Elle souriait. Oui, il vit sur les lèvres de la jeune femme un sourire provoqué par des mots que le prince Conrad lui dit en s’inclinant vers elle.

Et le prince eut un accès de gaîté si bruyant que la comtesse Hermine, qui continuait à parler, le rappela au silence d’un coup d’éventail sur la main.

Toute la scène était effrayante pour Paul, et une telle souffrance le brûlait qu’il n’eut plus qu’une idée : s’en aller, ne plus voir, abandonner la lutte, et chasser de sa vie, comme de son souvenir, l’épouse abominable.

— C’est bien la fille de la comtesse Hermine, pensait-il avec désespoir.

Il allait partir, lorsqu’un petit fait le retint.
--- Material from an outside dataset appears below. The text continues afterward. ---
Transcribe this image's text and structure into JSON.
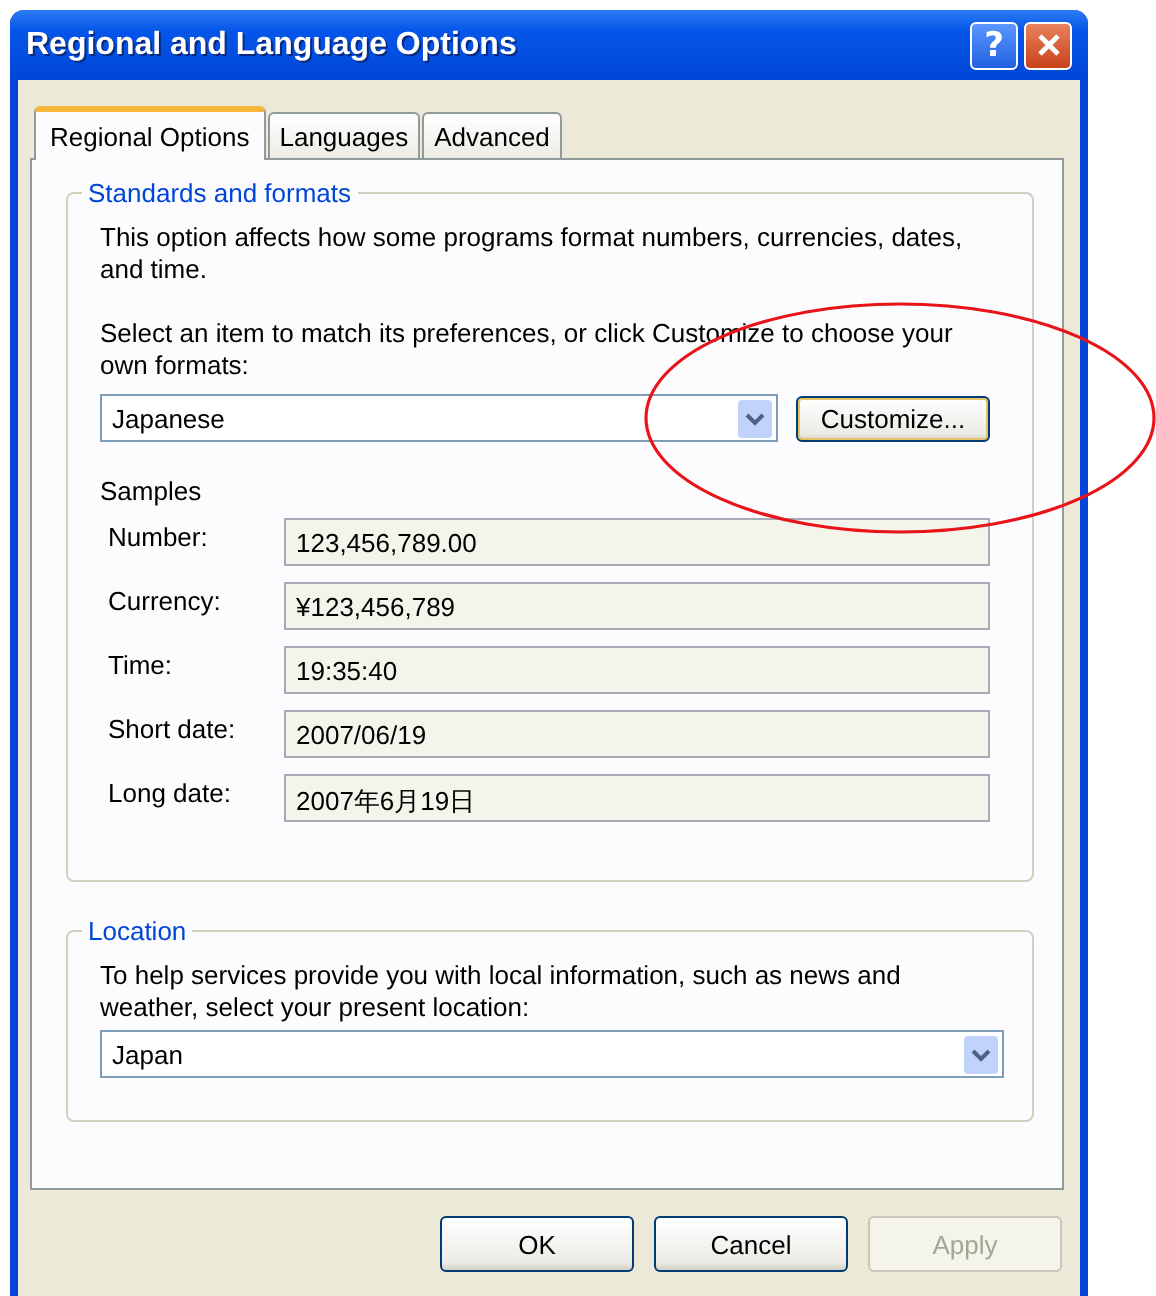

Élisabeth portait à ses yeux un mouchoir chiffonné dans le creux de sa main, et furtivement essuyait une larme prête à couler.

En même temps il s’aperçut qu’elle était affreusement pâle, non point d’une pâleur factice, qu’il avait attribuée jusqu’ici à la crudité de la lumière, mais de la pâleur même de la mort. Il semblait que tout le sang s’était retiré de son pauvre visage. Et quel triste sourire, au fond, que celui qui tordait ses lèvres en réponse aux plaisanteries du prince !

— Mais alors, que fait-elle ici ? se demanda Paul. N’ai-je pas le droit de la croire coupable, et de croire que c’est le remords qui lui arrache des larmes ? Le désir de vivre, la peur, les menaces, l’ont rendue lâche, et aujourd’hui elle pleure. »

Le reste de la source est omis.